Taste in entertainment is such a fragile and personal thing (which is the best argument I know against censorship). I detest graphic violence--but only when it is gratuitous. I hated the final scene in “Fatal Attraction,” for example, but had no problem with the violence in “Platoon.” I got three people irritated with me recently because I refused to go with them to a cartoon movie just because I don’t like the genre. Yet I love gauzy musicals and who-done-it mysteries.

I’m fascinated--and appalled--by the capacity of today’s younger generation for movie gore. They pour money into the coffers of the cretins who produce such things as “The Texas Chain Saw Massacre” and “Nightmare on Elm Street” and dozens of similar products not quite bad enough to be funny. The 11-year-old kid and his buddies can munch popcorn calmly while someone is being hacked to pieces on the screen or an unspeakably vile alien creation is masticating people. I don’t understand if this is a form of catharsis for the violence taking place around us in real life or contributes to it.

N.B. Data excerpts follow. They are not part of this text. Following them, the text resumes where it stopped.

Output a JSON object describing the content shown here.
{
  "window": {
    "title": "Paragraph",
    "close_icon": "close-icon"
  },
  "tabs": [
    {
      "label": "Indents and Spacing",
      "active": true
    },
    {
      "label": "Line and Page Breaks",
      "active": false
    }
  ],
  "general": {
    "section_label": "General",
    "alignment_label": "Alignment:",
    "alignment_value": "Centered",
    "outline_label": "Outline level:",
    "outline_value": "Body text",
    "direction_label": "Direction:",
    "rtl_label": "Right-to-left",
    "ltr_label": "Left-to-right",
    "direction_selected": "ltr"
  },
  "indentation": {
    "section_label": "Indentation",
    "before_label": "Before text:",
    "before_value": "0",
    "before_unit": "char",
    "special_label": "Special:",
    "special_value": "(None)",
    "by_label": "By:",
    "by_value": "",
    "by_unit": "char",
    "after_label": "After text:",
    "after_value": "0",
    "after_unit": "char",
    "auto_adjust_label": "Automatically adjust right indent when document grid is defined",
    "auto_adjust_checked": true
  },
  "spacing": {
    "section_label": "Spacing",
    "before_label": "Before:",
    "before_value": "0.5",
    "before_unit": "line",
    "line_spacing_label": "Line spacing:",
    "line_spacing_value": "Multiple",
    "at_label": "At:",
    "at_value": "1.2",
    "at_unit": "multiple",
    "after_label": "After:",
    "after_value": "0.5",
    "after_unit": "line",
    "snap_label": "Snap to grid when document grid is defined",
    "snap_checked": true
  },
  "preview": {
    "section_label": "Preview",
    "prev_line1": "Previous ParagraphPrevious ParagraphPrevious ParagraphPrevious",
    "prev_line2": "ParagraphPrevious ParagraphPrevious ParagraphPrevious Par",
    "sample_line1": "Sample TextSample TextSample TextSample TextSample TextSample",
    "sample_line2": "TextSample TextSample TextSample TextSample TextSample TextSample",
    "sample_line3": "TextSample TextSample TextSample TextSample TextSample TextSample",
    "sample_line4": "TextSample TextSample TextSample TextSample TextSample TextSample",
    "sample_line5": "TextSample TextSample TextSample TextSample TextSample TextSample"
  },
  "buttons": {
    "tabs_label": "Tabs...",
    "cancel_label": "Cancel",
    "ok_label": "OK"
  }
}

Either way, it seems to me time for the 11-year-old kid to be exposed to a kinder, gentler type of entertainment. I noticed when I took “Coconuts” back that the video store has Astaire and Rogers in “Follow the Fleet.” Great movie--one of Irving Berlin’s best scores. I’m going to check that out along with “A Day at the Races” and screen them. Alone. Then, if they hold up, I’ll show them to the 11-year-old kid. Culture has to come into his life somewhere.